If you have ever had a hard boss, you know what I am talking about. Bosses sometimes act as though they own you, your life, your children, your time, your freedom, your thoughts, etc. They know, of course, that they do not and they will thereby deny any responsibility for your welfare, but when it comes to sacrificing your time, freedom, pride, family or anything else, they will not hesitate to expect or even demand such a sacrifice. This kind of relationship tends to make one feel as powerless as a babe in diapers. In response, we might work harder, sacrifice more or even compromise our standards in order to gain the approval of such a boss. As a result, we might think less of ourselves and most certainly be extremely unhappy.
Teachers might feel this way about overbearing parents. Parents might feel this way about teachers who refuse to give an inch. Adult children might feel this way about controlling parents and parents might feel this way about a manipulative child. A poor man might feel this way toward a bill collector and a businessman might feel this way toward a city council. The list is endless.

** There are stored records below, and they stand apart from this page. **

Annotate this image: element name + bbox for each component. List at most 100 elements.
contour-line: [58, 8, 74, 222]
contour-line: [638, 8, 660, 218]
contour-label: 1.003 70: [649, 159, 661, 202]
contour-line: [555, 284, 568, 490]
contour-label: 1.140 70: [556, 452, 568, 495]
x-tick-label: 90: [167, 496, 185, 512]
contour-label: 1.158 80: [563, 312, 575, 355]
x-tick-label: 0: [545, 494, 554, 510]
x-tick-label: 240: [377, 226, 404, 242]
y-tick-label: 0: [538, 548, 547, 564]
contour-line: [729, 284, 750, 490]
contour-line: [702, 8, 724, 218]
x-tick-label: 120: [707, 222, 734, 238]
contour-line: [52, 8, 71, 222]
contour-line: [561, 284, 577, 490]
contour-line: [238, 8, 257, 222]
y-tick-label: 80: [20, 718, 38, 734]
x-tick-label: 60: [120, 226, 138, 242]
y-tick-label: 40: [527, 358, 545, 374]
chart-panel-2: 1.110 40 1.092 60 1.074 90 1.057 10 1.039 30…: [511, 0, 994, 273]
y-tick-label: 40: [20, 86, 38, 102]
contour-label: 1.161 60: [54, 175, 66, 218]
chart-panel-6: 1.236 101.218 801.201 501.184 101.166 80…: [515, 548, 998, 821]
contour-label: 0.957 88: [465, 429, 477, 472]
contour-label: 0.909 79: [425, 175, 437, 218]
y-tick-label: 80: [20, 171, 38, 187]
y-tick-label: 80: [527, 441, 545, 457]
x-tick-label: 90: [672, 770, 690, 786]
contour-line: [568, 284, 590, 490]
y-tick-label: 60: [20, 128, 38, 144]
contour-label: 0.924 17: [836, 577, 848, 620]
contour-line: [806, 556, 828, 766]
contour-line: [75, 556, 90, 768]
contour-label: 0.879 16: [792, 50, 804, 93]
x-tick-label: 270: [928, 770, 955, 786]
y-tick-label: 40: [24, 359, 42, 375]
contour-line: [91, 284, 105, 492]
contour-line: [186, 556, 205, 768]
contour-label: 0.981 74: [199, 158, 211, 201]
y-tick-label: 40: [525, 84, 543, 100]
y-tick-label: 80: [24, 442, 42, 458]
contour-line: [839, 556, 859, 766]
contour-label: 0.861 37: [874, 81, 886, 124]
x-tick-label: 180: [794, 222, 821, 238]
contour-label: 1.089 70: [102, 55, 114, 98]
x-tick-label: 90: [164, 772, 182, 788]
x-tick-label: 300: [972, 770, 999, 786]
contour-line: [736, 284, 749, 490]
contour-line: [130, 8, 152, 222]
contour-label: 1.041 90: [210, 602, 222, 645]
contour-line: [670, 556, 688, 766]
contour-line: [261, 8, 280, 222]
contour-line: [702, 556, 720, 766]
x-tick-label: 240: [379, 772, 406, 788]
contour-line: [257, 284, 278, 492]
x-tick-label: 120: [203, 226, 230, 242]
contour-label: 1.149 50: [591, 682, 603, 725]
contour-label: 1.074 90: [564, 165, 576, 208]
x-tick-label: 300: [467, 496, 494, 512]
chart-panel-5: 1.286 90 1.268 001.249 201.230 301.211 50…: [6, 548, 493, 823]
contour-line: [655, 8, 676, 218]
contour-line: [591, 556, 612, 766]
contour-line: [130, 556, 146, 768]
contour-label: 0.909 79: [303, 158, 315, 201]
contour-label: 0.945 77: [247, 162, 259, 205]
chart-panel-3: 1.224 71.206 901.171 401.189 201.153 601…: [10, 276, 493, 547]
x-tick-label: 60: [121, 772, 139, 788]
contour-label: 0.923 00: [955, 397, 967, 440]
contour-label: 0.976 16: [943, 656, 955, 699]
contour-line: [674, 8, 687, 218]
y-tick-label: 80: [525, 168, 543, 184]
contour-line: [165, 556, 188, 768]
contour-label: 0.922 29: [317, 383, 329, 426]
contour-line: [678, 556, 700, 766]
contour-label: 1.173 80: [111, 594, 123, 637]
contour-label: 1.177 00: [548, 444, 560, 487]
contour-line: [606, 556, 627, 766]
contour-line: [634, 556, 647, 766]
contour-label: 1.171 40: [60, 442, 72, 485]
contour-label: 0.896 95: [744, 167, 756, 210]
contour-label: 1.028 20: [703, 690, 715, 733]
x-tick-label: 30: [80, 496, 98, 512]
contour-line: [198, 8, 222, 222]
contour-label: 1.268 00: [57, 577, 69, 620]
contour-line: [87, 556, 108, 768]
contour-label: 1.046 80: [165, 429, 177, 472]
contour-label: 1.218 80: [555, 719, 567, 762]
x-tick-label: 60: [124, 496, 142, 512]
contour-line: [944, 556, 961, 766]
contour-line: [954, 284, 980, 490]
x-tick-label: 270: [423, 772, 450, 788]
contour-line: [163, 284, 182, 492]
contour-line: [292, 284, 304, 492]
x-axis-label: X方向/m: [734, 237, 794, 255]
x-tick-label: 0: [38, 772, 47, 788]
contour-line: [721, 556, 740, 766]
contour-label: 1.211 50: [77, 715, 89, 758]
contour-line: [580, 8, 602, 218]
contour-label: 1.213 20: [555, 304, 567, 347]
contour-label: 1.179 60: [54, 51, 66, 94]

Victor Frankl, survivor of a Nazi prison camp, teaches us a principle that overrides all of these negative possibilities. He said that he discovered, almost by accident, that when he was in the most difficult circumstances, (a death camp for instance), he was able to carry on a conversation in his mind with his wife whom he loved. In that conversation he could hear her voice, speaking sweet words of love and friendship. As he heard those words and answered them in his mind, he began to feel joy and happiness. There he was in the midst of the worst-case scenario and he was feeling joy! This discovery taught him that he had the power within himself to be at peace and feel joy in spite of his surroundings.
For me, there is one person whose approval must be met at all costs. When I approve of myself, when I ask myself what I think of me, when I have accepted, validated and approved of my own actions, behaviors, thoughts, words, life etc. then I have done what Victor Frankl did. I have achieved peace amidst war, harmony in the face of discord, power instead of impotence. Like Victor Frankl, I can carry on a conversation in my mind with the one person who knows me perfectly and can give the most honest assessment of me. All the validation and approval from outside sources can never replace self-approval. And though you have the friendship of the whole world and do not accept yourself, happiness will still be out of reach. Like Dorothy in “The Wizard of Oz” who needed to realize that her happiness was waiting for her in her own back yard, approval, acceptance and happiness may be closer than we think.